Ci insegni a guardare il mondo con gli occhi di Dio e con lo sguardo dei poveri e dalla parte dei poveri; ci insegni, come Giovanni Battista, ad essere coerenti ed essenziali in tutto per vivere il Tempo della Nuova Evangelizzazione che ci chiama ad avere il coraggio di andare controcorrente,  per andare incontro a tutti, senza paura e senza rinunciare alla nostra appartenenza e – come ci ricorda il Santo Padre Francesco – «concentrarci sulla realtà fondamentale, che è l’incontro con Cristo, con la sua misericordia, con il suo amore e l’amare i fratelli».

Ogni sua visita alle parrocchie della Diocesi avrà il sapore di una visita pastorale perché si troverà immediatamente a contatto diretto con le persone e con la realtà del luogo, con il parroco e con i suoi collaboratori. E’ il contatto diretto e personale che le farà vedere le ansie e le preoccupazioni, le gioie e le attese della nostra gente, soprattutto degli ammalati e degli anziani, per donare loro una parola di fiducia e di speranza.

Nella Santa messa crismale del 2013, nel primo anno di suo pontificato, Papa Francesco diceva commentando il testo di Isaia 61: «Le vesti sacre del Sommo Sacerdote sono ricche di simbolismi; uno di essi è quello dei nomi dei figli di Israele impressi sopra le pietre di onice che adornavano le spalle dell’efod dal quale proviene la nostra attuale casula: sei sopra la pietra della spalla destra e sei sopra quella della spalla sinistra (cfr Es 28, 6-14). Anche nel pettorale erano incisi i nomi delle dodici tribù d’Israele (cfr Es 28,21). Ciò significa che il sacerdote celebra caricandosi sulle spalle il popolo a lui affidato e portando i suoi nomi incisi nel cuore. Quando ci rivestiamo con la nostra umile casula può farci bene sentire sopra le spalle e nel cuore il peso e il volto del nostro popolo fedele, dei nostri santi e dei nostri martiri, che in questo tempo sono tanti! […] Il buon sacerdote si riconosce da come viene unto il suo popolo […] Ciò che intendo sottolineare è che dobbiamo ravvivare sempre la grazia e intuire in ogni richiesta, a volte inopportuna, a volte puramente materiale o addirittura banale – ma lo è solo apparentemente – il desiderio della nostra gente di essere unta con l’olio profumato, perché sa che noi lo abbiamo. Intuire e sentire, come sentì il Signore l’angoscia piena di speranza dell’emorroissa quando toccò il lembo del suo mantello. Questo momento di Gesù, in mezzo alla gente che lo circondava da tutti i lati, incarna tutta la bellezza di Aronne rivestito sacerdotalmente e con l’olio che scende sulle sue vesti». (Francesco, omelia della Santa Messa del Crisma, 28 marzo 2013). Queste parole sembrano fare eco e declinare oggi «l’antica storia del Samaritano che è stata il paradigma della spiritualità del Concilio», chiave di lettura lasciataci da papa Paolo VI alla fine del Vaticano II (Paolo VI, Allocuzione all’ultima sessione pubblica, 7 dicembre 1965). Questo, Eccellenza, le auguriamo di vivere, per questo e per quanto lei vorrà indicarci le rinnoviamo la nostra filiale obbedienza.
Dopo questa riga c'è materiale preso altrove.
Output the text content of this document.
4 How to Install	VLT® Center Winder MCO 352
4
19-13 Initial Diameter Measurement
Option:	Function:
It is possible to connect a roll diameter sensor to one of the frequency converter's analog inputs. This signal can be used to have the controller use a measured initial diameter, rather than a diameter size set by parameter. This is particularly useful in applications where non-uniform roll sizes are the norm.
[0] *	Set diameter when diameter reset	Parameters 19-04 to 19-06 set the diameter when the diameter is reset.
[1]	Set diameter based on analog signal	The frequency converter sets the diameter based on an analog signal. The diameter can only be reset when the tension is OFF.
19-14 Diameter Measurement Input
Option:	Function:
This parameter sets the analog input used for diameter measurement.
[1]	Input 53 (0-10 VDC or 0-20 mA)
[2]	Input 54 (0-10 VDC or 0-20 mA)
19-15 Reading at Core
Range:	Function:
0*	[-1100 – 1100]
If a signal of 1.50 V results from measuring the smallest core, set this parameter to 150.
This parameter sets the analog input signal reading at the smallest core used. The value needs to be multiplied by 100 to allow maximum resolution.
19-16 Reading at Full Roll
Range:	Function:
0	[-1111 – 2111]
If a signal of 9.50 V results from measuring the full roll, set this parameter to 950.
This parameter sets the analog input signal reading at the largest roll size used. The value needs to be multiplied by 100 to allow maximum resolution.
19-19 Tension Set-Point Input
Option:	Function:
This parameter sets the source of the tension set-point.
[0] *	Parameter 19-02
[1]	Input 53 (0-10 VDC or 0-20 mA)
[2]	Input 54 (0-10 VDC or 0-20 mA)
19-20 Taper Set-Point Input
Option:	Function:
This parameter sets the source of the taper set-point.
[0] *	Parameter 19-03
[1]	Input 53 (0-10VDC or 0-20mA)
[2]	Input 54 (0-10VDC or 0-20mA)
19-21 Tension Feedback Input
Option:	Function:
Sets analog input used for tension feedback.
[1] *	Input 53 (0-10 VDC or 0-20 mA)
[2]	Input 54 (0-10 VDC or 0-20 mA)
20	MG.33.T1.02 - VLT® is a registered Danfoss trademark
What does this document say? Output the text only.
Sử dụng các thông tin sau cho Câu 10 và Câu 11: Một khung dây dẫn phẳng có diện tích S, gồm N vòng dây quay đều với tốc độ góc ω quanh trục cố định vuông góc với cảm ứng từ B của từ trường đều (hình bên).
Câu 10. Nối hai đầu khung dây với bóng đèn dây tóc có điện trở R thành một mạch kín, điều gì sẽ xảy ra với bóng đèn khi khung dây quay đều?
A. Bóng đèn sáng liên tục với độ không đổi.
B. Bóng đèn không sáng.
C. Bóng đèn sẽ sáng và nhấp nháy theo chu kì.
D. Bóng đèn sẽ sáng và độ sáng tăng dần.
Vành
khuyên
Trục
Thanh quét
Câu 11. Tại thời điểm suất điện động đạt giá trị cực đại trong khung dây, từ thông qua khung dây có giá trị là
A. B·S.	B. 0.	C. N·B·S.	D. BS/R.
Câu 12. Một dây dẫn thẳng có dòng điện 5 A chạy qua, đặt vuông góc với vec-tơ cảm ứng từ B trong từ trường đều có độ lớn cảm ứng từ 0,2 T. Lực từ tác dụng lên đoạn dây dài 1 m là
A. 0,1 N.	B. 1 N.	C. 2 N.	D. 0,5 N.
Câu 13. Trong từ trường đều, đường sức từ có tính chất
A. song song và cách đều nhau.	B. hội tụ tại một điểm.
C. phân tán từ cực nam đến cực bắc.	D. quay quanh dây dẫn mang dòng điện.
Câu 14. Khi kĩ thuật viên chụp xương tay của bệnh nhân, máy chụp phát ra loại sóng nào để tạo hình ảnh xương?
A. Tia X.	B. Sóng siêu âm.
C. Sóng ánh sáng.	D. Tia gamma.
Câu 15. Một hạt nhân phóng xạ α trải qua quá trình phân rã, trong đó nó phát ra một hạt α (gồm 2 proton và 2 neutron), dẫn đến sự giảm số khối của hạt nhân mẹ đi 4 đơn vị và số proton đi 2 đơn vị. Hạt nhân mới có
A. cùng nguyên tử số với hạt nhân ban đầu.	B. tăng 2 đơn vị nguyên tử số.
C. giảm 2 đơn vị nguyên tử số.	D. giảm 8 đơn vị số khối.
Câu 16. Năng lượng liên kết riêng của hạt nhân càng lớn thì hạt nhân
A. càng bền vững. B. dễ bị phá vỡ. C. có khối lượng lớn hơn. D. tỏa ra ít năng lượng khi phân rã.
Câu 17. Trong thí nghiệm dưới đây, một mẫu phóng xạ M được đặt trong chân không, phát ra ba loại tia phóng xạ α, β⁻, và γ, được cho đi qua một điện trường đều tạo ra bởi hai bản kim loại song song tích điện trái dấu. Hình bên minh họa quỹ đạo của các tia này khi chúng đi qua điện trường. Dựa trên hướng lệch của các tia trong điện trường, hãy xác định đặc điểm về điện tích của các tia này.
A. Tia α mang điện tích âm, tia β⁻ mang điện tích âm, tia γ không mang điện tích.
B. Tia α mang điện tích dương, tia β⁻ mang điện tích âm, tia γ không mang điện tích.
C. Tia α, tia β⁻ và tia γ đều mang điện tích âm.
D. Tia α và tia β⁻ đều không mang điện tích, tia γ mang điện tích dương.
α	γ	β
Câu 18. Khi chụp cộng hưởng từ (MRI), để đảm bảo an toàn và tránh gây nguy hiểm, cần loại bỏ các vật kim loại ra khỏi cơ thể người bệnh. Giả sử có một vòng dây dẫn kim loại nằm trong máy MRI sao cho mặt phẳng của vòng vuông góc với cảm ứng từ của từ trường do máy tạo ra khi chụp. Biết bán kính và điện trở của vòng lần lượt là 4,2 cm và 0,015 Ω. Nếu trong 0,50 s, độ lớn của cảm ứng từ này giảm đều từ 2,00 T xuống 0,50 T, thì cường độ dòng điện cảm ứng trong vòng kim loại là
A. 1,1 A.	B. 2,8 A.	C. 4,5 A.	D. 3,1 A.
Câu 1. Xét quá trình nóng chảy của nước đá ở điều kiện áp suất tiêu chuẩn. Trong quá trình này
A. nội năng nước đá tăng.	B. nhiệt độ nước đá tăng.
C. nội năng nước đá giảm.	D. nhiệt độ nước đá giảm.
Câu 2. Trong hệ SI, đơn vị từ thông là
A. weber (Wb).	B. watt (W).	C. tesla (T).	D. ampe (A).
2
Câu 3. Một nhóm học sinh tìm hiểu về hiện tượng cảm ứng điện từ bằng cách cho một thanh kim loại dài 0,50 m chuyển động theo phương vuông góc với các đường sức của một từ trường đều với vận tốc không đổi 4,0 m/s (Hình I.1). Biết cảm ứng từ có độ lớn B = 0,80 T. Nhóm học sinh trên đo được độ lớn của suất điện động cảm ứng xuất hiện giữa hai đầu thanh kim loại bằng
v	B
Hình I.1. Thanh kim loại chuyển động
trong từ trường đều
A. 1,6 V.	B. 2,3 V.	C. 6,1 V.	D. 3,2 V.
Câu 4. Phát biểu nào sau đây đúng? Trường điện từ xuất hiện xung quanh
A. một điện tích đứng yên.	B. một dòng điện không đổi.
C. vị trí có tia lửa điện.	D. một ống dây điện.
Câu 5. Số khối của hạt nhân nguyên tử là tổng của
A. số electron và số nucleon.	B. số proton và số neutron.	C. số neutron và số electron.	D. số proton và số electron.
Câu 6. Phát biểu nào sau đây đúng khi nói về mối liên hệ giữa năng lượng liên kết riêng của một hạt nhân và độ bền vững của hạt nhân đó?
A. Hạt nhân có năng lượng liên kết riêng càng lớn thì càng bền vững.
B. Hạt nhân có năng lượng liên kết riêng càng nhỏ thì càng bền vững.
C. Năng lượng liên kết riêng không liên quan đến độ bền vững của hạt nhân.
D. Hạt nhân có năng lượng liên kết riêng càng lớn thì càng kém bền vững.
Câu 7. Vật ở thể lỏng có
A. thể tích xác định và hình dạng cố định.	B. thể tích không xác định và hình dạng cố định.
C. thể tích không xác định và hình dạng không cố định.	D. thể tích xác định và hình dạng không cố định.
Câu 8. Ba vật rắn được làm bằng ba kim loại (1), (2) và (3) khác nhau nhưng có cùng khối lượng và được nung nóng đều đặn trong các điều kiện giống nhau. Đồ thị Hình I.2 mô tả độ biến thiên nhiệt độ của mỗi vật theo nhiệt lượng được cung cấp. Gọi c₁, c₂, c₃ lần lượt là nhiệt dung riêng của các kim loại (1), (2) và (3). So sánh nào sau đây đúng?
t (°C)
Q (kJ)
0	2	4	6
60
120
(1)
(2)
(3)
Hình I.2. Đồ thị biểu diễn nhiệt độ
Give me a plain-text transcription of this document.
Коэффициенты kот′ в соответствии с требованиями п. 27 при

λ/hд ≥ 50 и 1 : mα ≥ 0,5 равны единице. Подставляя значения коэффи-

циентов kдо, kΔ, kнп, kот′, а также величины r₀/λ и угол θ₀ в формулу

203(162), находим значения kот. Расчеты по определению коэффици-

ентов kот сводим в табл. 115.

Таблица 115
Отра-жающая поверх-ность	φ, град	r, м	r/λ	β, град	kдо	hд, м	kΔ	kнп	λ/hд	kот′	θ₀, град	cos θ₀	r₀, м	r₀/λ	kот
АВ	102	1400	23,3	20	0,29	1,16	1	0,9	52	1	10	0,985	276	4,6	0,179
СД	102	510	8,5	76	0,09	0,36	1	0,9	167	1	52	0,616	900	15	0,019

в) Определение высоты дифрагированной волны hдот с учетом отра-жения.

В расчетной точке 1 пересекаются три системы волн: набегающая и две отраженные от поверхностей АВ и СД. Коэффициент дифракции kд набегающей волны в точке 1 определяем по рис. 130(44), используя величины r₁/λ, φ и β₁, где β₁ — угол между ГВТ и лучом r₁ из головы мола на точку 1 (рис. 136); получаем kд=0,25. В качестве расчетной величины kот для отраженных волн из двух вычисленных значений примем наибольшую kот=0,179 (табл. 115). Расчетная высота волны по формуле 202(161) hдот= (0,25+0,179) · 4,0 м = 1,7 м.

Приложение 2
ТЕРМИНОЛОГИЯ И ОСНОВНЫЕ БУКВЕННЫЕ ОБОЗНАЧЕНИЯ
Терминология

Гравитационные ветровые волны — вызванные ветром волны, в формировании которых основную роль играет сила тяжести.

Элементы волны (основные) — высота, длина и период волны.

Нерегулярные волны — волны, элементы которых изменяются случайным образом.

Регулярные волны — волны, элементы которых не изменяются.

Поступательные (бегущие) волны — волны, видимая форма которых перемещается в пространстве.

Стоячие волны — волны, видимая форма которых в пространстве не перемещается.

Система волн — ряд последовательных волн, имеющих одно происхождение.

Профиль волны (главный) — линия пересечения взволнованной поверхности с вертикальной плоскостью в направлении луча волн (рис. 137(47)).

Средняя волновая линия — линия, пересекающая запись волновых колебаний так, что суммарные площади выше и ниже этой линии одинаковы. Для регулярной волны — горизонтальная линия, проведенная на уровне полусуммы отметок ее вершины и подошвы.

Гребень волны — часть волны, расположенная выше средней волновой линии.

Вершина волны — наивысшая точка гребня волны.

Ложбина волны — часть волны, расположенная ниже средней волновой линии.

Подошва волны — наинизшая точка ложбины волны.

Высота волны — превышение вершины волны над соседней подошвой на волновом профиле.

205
La nostra Diocesi guarda con fiducia e speranza ai testimoni della fede che hanno saputo mettere in luce i segni della santità e delle virtù eroiche: il Venerabile mons. Raffaello Delle Nocche, innamorato dell’Eucaristia e della Madonna, sinceramente umile e sempre pieno di speranza, apostolo della gioia cristiana; la Serva di Dio, Maria Marchetta, testimone del valore della sofferenza con un cuore colmo di riconoscenza. Intercedano per noi tutti la Vergine Santa venerata con il titolo della Madia, del Carmelo e di Fonti e i Santi patroni Potito e Pancrazio. Amen.